Deux mois s'écoulèrent. L'automne étendait déjà sur les bois et sur les champs son manteau doré, et un épais tapis de feuilles mortes éteignait le bruit des roues de la chaise de poste du baron d'Hermelinfeld, courant, par une grise journée d'octobre, sur le chemin de Francfort à Eberbach ; sans le fouet du postillon et les grelots des chevaux, la voiture eût passé silencieuse comme un vol d'hirondelle.
Du fond de sa voiture, le baron, soucieux et sombre, la tête appuyée sur sa main, regardait vaguement fuir les arbres et les buissons de la route. Tout à coup il vit, au sommet d'une colline rocheuse, une créature humaine partir comme une flèche et descendre ou plutôt tomber au-devant des chevaux et presque sous les roues en criant : « Arrêtez ! arrêtez ! »

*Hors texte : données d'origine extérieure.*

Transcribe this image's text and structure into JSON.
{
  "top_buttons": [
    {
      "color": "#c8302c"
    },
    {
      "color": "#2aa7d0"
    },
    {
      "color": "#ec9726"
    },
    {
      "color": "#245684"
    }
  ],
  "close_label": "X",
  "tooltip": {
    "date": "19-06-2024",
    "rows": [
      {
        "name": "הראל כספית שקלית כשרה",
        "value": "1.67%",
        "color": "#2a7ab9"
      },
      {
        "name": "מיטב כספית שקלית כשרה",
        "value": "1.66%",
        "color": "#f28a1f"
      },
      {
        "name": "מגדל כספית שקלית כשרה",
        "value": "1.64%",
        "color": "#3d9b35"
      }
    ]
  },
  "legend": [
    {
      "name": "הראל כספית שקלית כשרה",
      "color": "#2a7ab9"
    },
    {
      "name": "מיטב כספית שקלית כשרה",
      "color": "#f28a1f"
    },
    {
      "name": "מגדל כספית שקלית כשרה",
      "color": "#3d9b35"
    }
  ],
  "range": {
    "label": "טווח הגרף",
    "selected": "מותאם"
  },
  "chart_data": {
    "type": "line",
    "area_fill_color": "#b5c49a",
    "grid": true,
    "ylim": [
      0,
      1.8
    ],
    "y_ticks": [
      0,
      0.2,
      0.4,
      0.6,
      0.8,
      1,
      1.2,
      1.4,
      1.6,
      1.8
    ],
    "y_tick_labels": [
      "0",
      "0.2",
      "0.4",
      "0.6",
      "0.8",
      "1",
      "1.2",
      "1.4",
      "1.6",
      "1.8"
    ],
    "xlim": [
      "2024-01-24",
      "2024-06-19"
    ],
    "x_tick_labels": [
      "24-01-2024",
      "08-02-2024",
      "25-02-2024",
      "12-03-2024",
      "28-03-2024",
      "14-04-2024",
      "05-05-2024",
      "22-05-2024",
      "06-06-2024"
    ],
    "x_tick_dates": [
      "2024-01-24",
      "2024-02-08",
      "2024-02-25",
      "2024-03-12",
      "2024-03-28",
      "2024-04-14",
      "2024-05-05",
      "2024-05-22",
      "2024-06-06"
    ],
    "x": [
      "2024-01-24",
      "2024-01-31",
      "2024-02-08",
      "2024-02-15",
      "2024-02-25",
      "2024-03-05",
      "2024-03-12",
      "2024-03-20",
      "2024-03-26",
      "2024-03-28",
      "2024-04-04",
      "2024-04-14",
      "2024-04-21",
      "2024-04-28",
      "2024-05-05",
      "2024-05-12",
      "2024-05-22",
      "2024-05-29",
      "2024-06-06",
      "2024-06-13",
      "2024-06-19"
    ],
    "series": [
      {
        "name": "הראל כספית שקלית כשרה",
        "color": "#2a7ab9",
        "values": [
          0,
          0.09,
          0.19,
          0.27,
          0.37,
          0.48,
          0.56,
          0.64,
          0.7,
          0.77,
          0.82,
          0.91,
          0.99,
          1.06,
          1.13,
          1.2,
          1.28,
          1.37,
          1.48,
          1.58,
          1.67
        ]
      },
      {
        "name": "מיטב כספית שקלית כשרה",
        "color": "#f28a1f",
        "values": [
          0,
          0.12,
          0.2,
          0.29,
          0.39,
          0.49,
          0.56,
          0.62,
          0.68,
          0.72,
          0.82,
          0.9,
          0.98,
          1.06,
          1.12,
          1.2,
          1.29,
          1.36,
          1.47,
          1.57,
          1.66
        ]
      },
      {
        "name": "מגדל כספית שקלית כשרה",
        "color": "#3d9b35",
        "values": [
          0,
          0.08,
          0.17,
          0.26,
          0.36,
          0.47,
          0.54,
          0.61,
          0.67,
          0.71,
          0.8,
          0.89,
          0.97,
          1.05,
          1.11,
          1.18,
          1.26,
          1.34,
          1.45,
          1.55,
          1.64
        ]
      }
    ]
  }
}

Malgré le changement de ses traits et son air égaré, le baron reconnut Gretchen. Il fit arrêter le postillon.
- Qu'y a-t-il donc, Gretchen ? demanda-t-il inquiet. Serait-il arrivé quelque accident au château ?

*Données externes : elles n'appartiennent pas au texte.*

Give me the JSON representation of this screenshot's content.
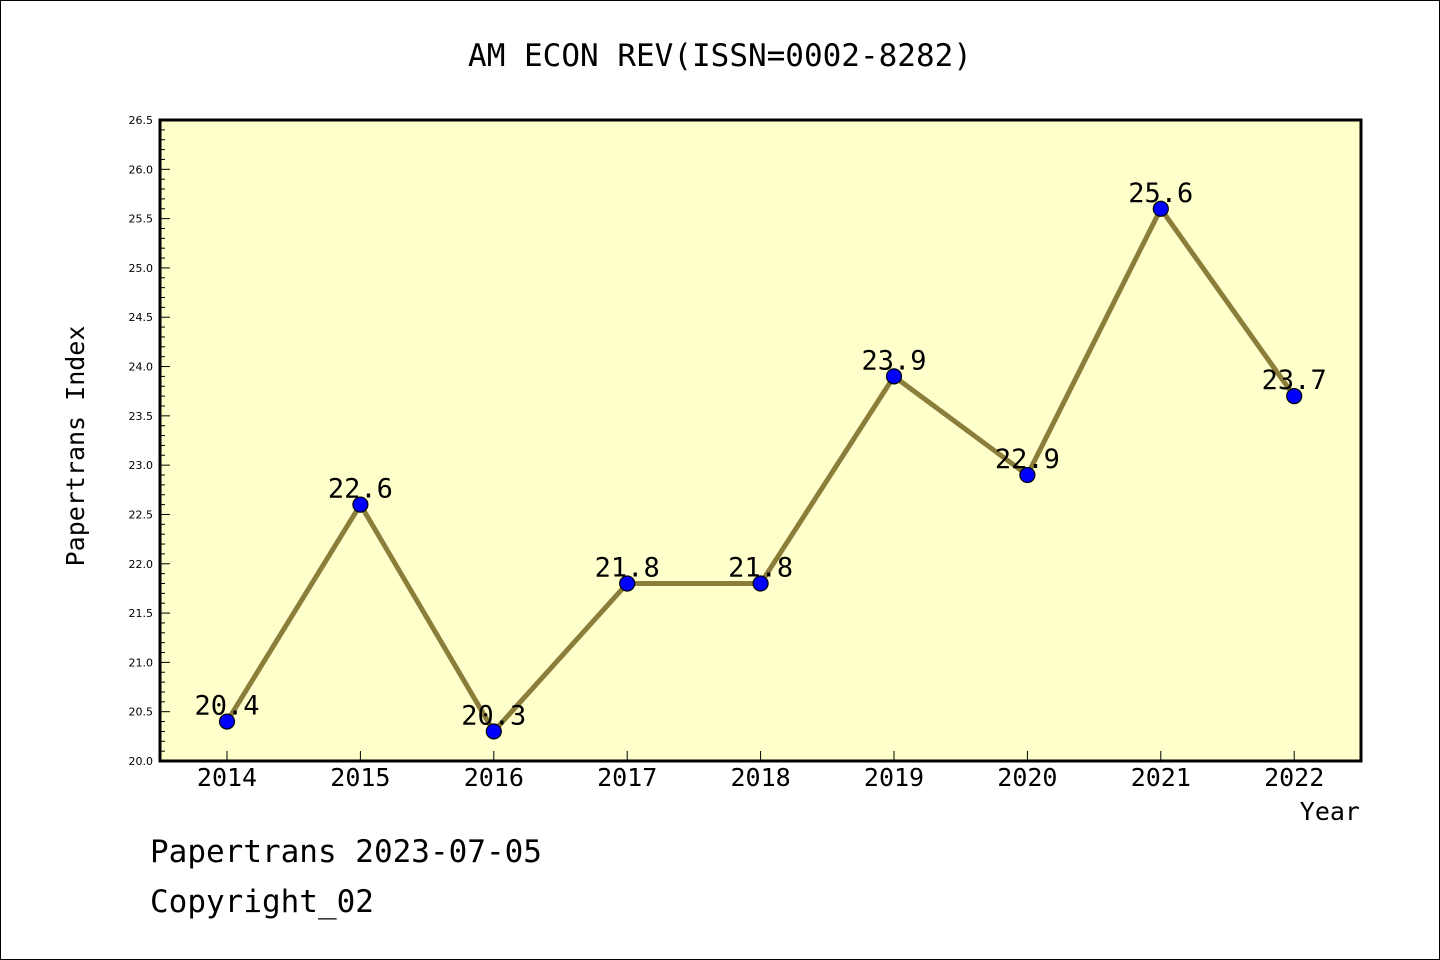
{
  "chart_data": {
    "type": "line",
    "title": "AM ECON REV(ISSN=0002-8282)",
    "xlabel": "Year",
    "ylabel": "Papertrans Index",
    "ylim": [
      20.0,
      26.5
    ],
    "yticks": [
      "20.0",
      "20.5",
      "21.0",
      "21.5",
      "22.0",
      "22.5",
      "23.0",
      "23.5",
      "24.0",
      "24.5",
      "25.0",
      "25.5",
      "26.0",
      "26.5"
    ],
    "categories": [
      "2014",
      "2015",
      "2016",
      "2017",
      "2018",
      "2019",
      "2020",
      "2021",
      "2022"
    ],
    "values": [
      20.4,
      22.6,
      20.3,
      21.8,
      21.8,
      23.9,
      22.9,
      25.6,
      23.7
    ],
    "point_labels": [
      "20.4",
      "22.6",
      "20.3",
      "21.8",
      "21.8",
      "23.9",
      "22.9",
      "25.6",
      "23.7"
    ],
    "grid": false,
    "colors": {
      "plot_background": "#ffffcc",
      "line": "#8b7d3a",
      "marker": "#0000ff"
    }
  },
  "footer": {
    "line1": "Papertrans 2023-07-05",
    "line2": "Copyright_02"
  }
}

- Non, répondit Gretchen avec un accent étrange, Dieu veille encore sur eux ; mais Samuel veille aussi. Vous arriverez à temps. Et cependant serez-vous puissant pour le bien comme l'autre pour le mal ? N'importe ! mon devoir est de vous avertir, même au prix de ma rougeur et de ma honte. Et, en vous voyant de là-haut, j'accours, parce que l'instinct du bien, que le démon n'a pu tuer en moi, m'ordonne de vous parler.

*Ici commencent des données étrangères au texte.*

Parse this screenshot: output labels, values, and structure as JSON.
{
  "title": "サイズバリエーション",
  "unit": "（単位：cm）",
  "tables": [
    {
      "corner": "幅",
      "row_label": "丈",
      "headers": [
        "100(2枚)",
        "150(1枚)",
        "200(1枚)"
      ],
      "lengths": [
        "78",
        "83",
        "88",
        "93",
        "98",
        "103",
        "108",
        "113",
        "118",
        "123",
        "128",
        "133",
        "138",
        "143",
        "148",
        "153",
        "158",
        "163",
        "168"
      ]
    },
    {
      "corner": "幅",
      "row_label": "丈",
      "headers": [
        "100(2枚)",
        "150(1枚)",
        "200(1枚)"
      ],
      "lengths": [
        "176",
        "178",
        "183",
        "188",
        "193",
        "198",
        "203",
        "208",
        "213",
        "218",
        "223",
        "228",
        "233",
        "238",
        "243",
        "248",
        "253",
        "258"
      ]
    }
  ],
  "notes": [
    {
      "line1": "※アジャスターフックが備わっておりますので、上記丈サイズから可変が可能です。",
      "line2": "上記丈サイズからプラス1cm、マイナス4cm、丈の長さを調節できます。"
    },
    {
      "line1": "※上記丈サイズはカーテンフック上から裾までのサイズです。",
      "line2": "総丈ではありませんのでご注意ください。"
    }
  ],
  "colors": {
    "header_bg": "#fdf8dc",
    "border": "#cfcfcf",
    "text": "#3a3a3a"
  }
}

- Pas en ce moment, mon enfant, répondit avec douceur le baron d'Hermelinfeld. Le grave et triste événement qui m'amène à Eberbach ne me permet pas le moindre retard. Je n'ai pas une minute à perdre. Seulement, Gretchen, sais-tu si je trouverai mon fils chez lui ?
- Chez lui ? qu'appelez-vous chez lui ? répondit Gretchen. Croyez-vous donc qu'il soit le maître dans le burg ? Non, il n'est point le châtelain et sa femme n'est point la châtelaine. C'est pourtant elle qui vous a fait venir, peut-être ?... Est-ce elle qui vous a fait venir, dites ?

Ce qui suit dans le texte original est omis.